×
09 Oct 2015

Andrew Norman – Switch

Andrew Norman (b. 1979): Switch

Commissioned by the Utah Symphony, BBC Radio 3, and the Serge Koussevitzky Music Foundation.

For the Serge Koussevitzky Music Foundation in the Library of Congress and dedicated to the memory of Serge and Natalie Koussevitzksy.

Additional support provided by the National Endowment for the Arts, Sounds of Science Commissioning Club, and the Victor Herbert Foundation.

Instrumentation: 3 flutes, 3 oboes, 3 clarinets, 3 bassoons; 4 horns, 3 trumpets, 3 trombones, tuba; timpani, harpsichord, keyboard; strings

Performance time: 20 minutes

Background

It comes as no surprise that the young American composer Andrew Norman is based in Los Angeles. His music captures the dynamism of that multimedia entertainment capital, including the videogame genre, for which he has composed extensively. But this modern outlook is balanced by historical interests, including a fascination with musical notation that extends back to that art’s medieval roots. A highly collaborative composer, he enjoys working with performers to explore the act of interpreting notation; as his website notes, “he is fascinated by the translation of written symbols into physical gesture and sound.”

Norman is increasingly interested in storytelling in music, and specifically in the ways non-linear, narrative-scrambling techniques from cinema, television, and video games might intersect with traditional symphonic forms. His distinctive, often fragmented and highly energetic voice has been cited in the New York Times for its “daring juxtapositions and dazzling colors,” in the Boston Globe for its “staggering imagination,” and in the L.A. Times for its “Chaplinesque” wit.

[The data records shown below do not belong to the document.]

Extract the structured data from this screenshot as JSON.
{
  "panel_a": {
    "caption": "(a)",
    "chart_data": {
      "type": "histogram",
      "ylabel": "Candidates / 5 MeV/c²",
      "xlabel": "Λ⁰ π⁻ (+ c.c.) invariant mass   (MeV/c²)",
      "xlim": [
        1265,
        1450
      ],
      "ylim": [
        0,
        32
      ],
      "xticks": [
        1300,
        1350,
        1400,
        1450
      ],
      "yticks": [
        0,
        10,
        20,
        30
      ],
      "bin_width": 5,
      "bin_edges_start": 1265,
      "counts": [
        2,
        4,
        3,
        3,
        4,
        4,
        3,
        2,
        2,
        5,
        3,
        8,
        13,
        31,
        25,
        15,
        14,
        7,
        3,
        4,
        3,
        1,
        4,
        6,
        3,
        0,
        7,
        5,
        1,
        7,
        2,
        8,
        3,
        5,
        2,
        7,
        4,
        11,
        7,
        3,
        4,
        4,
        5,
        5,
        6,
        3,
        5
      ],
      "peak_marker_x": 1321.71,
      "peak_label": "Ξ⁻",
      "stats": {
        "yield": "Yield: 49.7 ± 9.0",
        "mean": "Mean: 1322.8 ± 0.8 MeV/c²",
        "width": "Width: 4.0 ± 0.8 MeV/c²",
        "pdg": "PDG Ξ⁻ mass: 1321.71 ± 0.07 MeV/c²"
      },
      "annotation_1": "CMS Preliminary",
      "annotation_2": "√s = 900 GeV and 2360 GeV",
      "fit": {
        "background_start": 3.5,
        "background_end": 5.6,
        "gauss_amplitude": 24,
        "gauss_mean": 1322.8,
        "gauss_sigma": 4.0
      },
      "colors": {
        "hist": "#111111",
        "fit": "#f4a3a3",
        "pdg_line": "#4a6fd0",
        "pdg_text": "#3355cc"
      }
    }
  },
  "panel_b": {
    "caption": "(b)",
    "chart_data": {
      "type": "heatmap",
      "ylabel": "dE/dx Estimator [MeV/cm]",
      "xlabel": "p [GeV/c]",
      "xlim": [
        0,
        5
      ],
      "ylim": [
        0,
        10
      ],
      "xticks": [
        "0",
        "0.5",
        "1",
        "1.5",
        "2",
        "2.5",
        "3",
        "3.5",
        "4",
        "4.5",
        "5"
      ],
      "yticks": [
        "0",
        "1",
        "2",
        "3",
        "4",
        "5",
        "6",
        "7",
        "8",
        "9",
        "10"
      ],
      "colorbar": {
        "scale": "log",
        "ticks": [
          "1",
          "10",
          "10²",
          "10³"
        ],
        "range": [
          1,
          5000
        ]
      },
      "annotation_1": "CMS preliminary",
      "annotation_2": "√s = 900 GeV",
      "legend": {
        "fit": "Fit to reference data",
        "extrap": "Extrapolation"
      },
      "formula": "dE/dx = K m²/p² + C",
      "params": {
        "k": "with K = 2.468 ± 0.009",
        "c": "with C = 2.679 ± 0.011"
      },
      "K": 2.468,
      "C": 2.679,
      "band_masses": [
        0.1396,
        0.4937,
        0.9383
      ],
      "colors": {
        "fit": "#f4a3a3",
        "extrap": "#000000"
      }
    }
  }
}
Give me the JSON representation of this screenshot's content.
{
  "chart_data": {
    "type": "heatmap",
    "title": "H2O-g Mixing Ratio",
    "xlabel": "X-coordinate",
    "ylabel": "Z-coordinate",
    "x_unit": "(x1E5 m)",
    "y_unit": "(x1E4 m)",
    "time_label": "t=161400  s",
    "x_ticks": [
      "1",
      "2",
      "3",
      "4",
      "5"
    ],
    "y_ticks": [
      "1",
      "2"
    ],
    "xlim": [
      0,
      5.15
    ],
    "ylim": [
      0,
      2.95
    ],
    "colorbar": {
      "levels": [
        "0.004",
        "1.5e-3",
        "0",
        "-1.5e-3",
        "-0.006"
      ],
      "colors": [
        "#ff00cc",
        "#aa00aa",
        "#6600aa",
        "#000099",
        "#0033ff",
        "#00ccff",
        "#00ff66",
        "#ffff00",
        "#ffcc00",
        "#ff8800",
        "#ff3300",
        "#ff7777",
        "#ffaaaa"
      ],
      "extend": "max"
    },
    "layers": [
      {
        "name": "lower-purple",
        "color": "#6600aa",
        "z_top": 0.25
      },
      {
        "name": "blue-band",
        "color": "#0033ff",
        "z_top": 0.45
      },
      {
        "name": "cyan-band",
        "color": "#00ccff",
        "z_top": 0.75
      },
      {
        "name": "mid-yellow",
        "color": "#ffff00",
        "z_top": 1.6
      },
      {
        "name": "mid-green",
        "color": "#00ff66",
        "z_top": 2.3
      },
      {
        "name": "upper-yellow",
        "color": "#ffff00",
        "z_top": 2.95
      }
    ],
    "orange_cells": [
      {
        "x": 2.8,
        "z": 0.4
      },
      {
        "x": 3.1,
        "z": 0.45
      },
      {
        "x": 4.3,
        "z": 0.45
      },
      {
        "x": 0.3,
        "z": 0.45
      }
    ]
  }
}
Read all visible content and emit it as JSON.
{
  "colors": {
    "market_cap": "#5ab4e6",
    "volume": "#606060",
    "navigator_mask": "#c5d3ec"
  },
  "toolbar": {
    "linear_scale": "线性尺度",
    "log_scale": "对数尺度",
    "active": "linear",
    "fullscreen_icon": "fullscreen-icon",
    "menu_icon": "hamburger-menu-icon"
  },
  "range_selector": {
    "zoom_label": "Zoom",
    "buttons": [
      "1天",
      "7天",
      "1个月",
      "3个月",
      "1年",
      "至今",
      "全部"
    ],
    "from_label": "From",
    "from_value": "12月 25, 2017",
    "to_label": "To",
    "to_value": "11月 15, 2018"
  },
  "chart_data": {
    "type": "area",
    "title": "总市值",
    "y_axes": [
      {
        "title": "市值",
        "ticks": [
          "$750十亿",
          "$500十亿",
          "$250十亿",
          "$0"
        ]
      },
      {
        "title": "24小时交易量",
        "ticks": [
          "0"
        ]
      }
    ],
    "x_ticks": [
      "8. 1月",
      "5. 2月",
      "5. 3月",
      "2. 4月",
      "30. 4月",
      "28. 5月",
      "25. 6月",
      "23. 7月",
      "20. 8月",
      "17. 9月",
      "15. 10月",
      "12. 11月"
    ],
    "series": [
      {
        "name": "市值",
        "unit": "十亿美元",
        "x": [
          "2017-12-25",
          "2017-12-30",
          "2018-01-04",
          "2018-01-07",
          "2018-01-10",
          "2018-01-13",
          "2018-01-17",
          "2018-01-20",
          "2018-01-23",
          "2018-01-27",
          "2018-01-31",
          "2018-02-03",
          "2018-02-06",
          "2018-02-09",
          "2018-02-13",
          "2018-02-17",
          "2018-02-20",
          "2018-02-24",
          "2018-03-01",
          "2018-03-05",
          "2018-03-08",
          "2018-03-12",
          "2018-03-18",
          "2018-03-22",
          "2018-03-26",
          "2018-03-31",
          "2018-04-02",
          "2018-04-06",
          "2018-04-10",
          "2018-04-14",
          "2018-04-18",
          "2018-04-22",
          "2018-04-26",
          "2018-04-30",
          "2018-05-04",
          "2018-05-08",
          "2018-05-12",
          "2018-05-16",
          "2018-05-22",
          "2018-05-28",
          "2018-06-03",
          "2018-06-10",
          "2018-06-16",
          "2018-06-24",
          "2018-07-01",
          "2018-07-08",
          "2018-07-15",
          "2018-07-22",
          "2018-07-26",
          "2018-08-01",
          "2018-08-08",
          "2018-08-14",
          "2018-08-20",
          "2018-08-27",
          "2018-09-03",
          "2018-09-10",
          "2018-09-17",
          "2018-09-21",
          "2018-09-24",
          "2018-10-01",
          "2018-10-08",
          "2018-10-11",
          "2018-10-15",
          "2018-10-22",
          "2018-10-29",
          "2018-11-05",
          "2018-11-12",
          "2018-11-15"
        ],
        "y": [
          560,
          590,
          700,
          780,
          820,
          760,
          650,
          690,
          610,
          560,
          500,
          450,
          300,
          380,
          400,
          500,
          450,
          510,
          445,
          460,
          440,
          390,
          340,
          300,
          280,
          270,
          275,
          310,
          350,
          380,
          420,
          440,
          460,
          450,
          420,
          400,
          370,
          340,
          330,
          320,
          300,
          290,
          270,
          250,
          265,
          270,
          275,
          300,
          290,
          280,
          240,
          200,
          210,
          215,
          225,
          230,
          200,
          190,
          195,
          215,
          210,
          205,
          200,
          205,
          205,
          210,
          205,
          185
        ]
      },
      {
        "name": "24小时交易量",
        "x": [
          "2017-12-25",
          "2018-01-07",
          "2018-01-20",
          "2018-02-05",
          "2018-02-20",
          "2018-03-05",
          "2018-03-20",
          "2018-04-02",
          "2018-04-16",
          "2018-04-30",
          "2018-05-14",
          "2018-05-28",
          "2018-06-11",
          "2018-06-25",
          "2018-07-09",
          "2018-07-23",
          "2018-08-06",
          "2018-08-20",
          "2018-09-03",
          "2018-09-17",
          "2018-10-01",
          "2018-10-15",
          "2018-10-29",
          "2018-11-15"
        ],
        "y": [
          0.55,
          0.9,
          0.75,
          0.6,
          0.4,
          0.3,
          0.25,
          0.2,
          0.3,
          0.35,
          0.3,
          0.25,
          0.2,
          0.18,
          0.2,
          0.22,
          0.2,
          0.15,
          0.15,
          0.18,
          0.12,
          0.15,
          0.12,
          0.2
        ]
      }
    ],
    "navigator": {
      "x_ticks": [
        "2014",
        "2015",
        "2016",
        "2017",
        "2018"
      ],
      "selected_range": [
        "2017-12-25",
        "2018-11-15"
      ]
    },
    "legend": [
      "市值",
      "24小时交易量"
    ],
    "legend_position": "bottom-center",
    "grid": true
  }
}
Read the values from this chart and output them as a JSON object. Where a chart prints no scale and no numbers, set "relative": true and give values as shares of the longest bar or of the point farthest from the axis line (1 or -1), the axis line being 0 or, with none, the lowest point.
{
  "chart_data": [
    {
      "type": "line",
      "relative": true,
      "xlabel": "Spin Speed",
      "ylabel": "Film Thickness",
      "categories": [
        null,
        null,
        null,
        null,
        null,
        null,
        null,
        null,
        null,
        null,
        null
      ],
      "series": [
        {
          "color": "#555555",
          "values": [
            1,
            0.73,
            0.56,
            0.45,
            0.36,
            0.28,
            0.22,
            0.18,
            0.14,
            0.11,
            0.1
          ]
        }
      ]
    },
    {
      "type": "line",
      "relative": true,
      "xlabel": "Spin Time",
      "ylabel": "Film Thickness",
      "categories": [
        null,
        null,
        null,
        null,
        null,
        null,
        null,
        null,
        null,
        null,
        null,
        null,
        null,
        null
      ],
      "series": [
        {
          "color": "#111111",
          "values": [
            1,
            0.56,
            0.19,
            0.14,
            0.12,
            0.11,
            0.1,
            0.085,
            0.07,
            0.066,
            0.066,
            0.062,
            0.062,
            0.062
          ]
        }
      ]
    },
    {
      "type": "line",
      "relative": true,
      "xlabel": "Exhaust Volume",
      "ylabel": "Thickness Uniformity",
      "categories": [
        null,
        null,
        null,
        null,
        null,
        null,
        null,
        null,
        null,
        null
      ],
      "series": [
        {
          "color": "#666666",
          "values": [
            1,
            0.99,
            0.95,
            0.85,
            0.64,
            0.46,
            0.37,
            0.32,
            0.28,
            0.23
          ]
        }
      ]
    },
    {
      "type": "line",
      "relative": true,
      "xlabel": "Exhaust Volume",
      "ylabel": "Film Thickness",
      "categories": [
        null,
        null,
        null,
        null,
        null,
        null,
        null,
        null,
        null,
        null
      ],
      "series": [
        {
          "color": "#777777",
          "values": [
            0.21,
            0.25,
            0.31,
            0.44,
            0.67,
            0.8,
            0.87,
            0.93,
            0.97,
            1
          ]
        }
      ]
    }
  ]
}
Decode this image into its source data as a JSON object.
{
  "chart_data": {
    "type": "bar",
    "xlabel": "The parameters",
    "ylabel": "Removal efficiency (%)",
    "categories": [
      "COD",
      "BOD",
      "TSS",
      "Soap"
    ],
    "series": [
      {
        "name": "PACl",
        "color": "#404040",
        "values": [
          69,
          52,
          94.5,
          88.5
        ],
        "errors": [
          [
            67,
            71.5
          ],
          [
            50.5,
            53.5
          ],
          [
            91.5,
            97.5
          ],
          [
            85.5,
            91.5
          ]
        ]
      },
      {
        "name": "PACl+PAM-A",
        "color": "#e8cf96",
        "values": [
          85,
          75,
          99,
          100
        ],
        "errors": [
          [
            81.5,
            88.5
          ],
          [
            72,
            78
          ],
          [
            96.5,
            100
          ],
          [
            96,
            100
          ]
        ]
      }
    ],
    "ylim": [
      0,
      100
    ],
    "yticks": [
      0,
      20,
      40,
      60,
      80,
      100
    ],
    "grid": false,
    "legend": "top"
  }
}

As with many successful composers, Norman’s musical talent showed itself early in life, and by the time he was in high school he was composing imaginative soundtracks for video entertainments. But early success as a professional composer, which exposed him to a wide range of contemporary music, led him to fundamental questions about the relevance of his work. After nearly interrupting his musical activities to pursue a lifelong interest in architecture, he returned to composing with renewed energy and a wider outlook.

Norman’s symphonic works have been performed by leading ensembles worldwide, including the Los Angeles, New York, and Royal Liverpool Philharmonics, the Philadelphia and Minnesota Orchestras, the BBC, Saint Louis, and Melbourne Symphonies, the Orpheus Chamber Orchestra, the Tonhalle Orchester Zurich, the Orchestre National de France, and many others. Andrew’s music has been championed by some of the classical music’s eminent conductors, including John Adams, Marin Alsop, Gustavo Dudamel, Simon Rattle, and David Robertson.

Norman was the recipient of the 2004 Jacob Druckman Prize, the 2005 ASCAP Nissim and Leo Kaplan Prizes, the 2006 Rome Prize and the 2009 Berlin Prize. He joined the roster of Young Concert Artists as Composer in Residence in 2008, and held the title “Komponist für Heidelberg” for the 2010-2011 season. He served for two years as Composer in Residence with the Boston Modern Orchestra Project, and is currently Composer in Residence with the Los Angeles Chamber Orchestra and Opera Philadelphia. His 30-minute string trio The Companion Guide to Rome was named a finalist for the 2012 Pulitzer Prize in Music.

What to Listen For

Arts writers have borrowed the word “synesthesia” from neurology denote a functional “crossing” of the senses — as with the many composers of genius through the centuries who have experienced seeing musical notes as colors. In a looser sense, paintings or photographs are said to be “rhythmic” or “loud.” This approach comes in handy when trying to describe the sounds produced by Norman’s questing, boundary-crossing creativity. Many of his musical subjects are architectural; for example, he has evoked the visual and spatial impressions of architect Frank Gehry’s work in a way that could be compared to Virgil Thomson’s musical “portraits.” In experiencing the Norman sound, it pays to listen for effects that could be described as rhyming, angular, and texturally gleaming — words that could apply equally well to Gehry’s sculptural buildings.

Describing Switch, Norman notes: “Cast as a single movement, Switch takes off where my orchestral cycle Play left off in exploring non-linear narrative structures and videogame logic. The percussionist’s many instruments act as triggers, turning other players on and off, making them play forward and backward, and causing them to jump to entirely different musical worlds.”

From Andrew Norman… “Switch is a game of control. Each percussion instrument (both in front of and behind the orchestra) is a switch that controls other instruments in specific ways, making them play louder or softer, higher or lower, freezing them in place and setting them in motion again. The soloist, dropped into this complex contraction of causes and effects like the unwitting protagonist of a video game, must figure out the rules of this universe on the fly, all while trying to avoid the rewind-inducing missteps that prevent their progress from one side of the stage to the other.

Instead of being broken in to traditional movements, Switch exists as a system of different “channels,” each with its own unique sound world , that are flipped between by the playful (and devious) snaps of the channel-surfing slapsticks at the back of the stage.”